Tenho uma hipótese, mas não sei se vale a pena contar…
Entre as antigas “Sampaias” do Caraça, aquelas mulheres de idade e de valor incomparável que viviam no santuário, assistidas pela comunidade a que retribuíam com seus serviços humildes, benfeitoras escondidas de centenas de alunos, cujas batinas lavavam, cujas meias remendavam, cujas refeições ajudavam a preparar, – entre as Sampaias, eu dizia, havia a Virgínia.
Negra, muito inteligente, de voz poderosa e gestos ameaçadores, de memória invejável (sabia rezas de horas inteiras, que desfiava comendo sílabas e palavras inteiras, na pressa de dizer tudo para Deus e seus Santos…), a Virgínia tinha seus oitenta e muitos anos quando algum amigo de Belo Horizonte ou São Paulo, notando como andava banguela e devia sofrer para amassar na boca as coisas que não podia nem devia engolir inteiras, lhe ofereceu uma dentadura de qualidade.
Acho que aceitou pela saudade de quando mastigava seu fumo de rolo, comia seu torresminho de porco, dava um jeito nas peras duras da horta. E aceitou.
Mas depois a vi de novo, sem nenhuma dentadura. Eu perguntei: “Uê, Virgínia, cadê a dentadura que começou a usar? Não se acostumou? Machucava a gengiva?”
Ela foi franca e direta ao assunto: “Meu nego, quando pus a primeira parte” (a de cima, como a do Tanque…), “fiquei tão bonita que fiquei com medo de os homens começarem a me dar cantadas para eu casar com eles”. Juro que foi isso mesmo que ela disse.

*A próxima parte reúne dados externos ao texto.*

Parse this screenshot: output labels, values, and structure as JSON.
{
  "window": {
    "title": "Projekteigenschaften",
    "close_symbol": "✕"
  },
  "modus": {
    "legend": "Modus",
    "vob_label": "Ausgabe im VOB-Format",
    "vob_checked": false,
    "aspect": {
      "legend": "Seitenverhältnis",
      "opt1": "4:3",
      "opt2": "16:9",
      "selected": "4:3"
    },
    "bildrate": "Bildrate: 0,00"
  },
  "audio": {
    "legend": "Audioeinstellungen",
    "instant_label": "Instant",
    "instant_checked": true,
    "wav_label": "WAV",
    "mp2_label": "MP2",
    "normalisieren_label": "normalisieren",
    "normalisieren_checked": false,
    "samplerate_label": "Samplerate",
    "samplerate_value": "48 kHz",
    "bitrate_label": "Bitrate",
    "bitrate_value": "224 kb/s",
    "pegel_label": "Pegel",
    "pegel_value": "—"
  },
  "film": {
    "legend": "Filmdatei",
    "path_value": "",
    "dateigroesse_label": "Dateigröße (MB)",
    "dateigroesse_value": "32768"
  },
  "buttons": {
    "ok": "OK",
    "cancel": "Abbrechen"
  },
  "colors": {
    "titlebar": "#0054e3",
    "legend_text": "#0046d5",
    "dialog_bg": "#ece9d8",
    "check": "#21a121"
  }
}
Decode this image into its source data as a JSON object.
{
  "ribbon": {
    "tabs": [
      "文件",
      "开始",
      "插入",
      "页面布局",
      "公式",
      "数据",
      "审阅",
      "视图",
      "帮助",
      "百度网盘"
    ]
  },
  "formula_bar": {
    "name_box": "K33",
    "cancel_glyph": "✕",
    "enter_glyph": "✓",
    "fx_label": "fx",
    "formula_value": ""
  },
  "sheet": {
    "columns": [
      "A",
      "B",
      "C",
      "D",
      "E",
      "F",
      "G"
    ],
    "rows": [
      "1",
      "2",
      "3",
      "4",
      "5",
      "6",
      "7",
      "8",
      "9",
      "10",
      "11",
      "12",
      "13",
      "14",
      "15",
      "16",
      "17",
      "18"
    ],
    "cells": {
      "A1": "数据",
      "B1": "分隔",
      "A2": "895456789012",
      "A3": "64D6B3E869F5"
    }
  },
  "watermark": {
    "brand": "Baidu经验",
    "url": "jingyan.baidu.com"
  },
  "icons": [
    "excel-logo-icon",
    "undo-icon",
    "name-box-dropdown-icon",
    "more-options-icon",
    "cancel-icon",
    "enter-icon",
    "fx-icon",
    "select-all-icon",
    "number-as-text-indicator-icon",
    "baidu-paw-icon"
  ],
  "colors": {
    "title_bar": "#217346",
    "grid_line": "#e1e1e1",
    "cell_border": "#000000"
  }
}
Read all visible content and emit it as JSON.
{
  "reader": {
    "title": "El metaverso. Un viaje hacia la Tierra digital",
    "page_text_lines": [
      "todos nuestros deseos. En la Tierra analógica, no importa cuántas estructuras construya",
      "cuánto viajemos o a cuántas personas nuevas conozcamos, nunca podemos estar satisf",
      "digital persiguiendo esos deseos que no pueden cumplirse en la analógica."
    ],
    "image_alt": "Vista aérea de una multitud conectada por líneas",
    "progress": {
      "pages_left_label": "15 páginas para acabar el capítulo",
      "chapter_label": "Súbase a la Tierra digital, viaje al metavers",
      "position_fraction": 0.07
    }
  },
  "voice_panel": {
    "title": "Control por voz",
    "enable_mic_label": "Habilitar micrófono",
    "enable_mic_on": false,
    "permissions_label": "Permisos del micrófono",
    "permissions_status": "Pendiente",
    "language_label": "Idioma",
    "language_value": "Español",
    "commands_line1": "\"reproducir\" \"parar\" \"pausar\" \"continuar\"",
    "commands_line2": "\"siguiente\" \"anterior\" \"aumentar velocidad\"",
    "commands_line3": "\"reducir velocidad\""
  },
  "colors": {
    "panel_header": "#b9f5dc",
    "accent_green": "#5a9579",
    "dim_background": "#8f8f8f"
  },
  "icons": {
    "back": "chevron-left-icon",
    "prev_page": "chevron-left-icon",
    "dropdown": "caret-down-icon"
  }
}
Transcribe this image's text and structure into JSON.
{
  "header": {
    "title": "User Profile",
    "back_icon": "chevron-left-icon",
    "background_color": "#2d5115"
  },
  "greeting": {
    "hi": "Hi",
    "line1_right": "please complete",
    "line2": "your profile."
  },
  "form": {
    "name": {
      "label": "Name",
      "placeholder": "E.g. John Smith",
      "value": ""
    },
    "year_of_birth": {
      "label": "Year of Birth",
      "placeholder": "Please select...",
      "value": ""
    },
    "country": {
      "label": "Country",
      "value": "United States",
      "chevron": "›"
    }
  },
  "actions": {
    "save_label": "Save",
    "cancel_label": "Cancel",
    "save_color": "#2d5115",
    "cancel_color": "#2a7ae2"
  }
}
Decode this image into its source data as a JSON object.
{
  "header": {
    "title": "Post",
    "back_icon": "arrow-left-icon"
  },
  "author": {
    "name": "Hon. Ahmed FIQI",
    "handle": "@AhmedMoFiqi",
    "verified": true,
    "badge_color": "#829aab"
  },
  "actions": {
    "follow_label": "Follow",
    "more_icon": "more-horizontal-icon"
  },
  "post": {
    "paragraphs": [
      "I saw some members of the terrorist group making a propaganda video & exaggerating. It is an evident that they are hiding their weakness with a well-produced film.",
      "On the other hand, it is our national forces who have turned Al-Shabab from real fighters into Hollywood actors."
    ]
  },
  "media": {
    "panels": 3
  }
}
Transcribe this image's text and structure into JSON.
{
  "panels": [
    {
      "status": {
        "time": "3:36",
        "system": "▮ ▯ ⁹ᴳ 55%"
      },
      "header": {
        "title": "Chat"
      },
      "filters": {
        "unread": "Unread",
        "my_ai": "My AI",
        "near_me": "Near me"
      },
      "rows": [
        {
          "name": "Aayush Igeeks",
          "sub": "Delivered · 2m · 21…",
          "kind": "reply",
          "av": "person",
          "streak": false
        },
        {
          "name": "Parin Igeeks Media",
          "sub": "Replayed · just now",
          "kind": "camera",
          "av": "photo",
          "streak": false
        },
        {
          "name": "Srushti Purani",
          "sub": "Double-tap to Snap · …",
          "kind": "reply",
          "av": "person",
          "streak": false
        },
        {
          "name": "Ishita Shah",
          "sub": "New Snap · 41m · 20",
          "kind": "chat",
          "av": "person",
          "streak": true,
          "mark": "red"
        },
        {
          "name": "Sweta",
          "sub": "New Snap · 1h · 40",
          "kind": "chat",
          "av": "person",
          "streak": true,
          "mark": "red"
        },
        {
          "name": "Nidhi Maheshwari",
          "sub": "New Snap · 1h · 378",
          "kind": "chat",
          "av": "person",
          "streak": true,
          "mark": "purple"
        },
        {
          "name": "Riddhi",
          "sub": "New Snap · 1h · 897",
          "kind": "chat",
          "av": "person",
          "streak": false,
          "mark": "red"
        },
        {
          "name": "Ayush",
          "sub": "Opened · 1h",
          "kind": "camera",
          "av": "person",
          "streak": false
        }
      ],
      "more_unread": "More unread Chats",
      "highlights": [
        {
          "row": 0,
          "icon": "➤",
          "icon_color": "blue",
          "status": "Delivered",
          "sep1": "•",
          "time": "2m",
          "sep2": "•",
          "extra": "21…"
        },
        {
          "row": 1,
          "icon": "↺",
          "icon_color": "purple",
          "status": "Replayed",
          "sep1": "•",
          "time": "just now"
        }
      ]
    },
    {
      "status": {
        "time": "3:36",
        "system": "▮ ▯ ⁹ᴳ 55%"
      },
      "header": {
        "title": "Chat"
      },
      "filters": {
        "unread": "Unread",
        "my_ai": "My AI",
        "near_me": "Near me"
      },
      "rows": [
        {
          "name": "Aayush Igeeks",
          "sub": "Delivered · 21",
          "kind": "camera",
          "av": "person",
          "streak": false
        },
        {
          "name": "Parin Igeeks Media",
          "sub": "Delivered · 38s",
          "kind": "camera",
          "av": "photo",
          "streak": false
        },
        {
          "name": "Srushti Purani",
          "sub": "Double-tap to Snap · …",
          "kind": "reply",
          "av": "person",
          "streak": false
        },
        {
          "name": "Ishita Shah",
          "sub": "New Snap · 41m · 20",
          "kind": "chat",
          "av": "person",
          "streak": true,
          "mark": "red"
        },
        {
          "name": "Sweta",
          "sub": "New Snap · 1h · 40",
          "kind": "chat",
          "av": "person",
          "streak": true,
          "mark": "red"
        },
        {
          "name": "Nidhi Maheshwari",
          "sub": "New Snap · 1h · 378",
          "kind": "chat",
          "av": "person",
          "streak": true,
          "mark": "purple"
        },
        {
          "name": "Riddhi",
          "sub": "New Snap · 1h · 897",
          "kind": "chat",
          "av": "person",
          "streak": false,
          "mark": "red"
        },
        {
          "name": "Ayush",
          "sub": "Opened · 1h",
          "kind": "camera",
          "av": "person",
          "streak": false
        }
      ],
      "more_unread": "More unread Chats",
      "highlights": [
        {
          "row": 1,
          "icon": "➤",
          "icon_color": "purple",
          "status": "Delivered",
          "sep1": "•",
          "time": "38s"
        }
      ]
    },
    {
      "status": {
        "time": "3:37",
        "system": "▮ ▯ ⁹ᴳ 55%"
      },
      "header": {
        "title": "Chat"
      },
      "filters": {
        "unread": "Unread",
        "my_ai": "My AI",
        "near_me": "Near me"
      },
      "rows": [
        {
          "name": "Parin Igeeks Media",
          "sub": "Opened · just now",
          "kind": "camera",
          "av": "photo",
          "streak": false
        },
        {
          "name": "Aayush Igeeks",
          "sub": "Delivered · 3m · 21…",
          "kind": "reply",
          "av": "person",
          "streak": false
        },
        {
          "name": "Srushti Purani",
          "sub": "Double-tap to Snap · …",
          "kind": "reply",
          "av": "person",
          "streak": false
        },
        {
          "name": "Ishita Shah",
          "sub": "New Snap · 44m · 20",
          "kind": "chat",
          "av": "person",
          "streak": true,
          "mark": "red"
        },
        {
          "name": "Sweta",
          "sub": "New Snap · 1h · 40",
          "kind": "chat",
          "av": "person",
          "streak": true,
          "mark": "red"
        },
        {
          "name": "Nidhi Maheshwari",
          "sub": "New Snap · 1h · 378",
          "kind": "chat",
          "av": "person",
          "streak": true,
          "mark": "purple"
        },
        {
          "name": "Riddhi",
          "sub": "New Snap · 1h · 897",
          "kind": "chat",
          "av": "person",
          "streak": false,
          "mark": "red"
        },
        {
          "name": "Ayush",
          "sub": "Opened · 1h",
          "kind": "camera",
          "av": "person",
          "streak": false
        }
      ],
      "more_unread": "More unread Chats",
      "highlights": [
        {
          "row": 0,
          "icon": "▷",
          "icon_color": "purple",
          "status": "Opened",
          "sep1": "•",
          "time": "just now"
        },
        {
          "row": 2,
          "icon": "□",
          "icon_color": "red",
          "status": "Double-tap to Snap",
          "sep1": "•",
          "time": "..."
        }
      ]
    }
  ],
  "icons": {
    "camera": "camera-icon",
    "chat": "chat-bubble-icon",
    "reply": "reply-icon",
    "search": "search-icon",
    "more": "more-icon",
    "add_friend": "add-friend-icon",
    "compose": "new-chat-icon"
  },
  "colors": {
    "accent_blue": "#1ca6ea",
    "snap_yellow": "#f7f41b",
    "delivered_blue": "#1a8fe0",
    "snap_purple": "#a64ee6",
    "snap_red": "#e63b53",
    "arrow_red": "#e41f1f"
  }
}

Então, será que foi ela? Fizera a Deus a promessa de viver e morrer no santuário, ao lado de Nossa Senhora e do Senhor Jesus, dedicando suas forças ao trabalho de capinar a ladeira das Sampaias, a lavar as centenas de batinas dos seminaristas, a cuidar das caixas de abelhas que nos davam ótimo mel e lhe davam cera para as velas do Santíssimo. Será que sacrificou o gosto, para permanecer naquela vida de sacrifício e doação?
Se nenhum leitor desta página tiver notícia confiável do dono ou dona da dentadura, só vou ficar sabendo no fim dos tempos, depois da ressurreição da carne, quando encontrar a Virgínia (se a reconhecer!), pois uma vez me descreveu que ficaria, depois da ressurreição final, com cabelo claro e comprido (não mais pixaim) caindo pelos ombros, ela bonita, faceira e luminosa diante de Deus.
Padre Lauro Palú, C.M.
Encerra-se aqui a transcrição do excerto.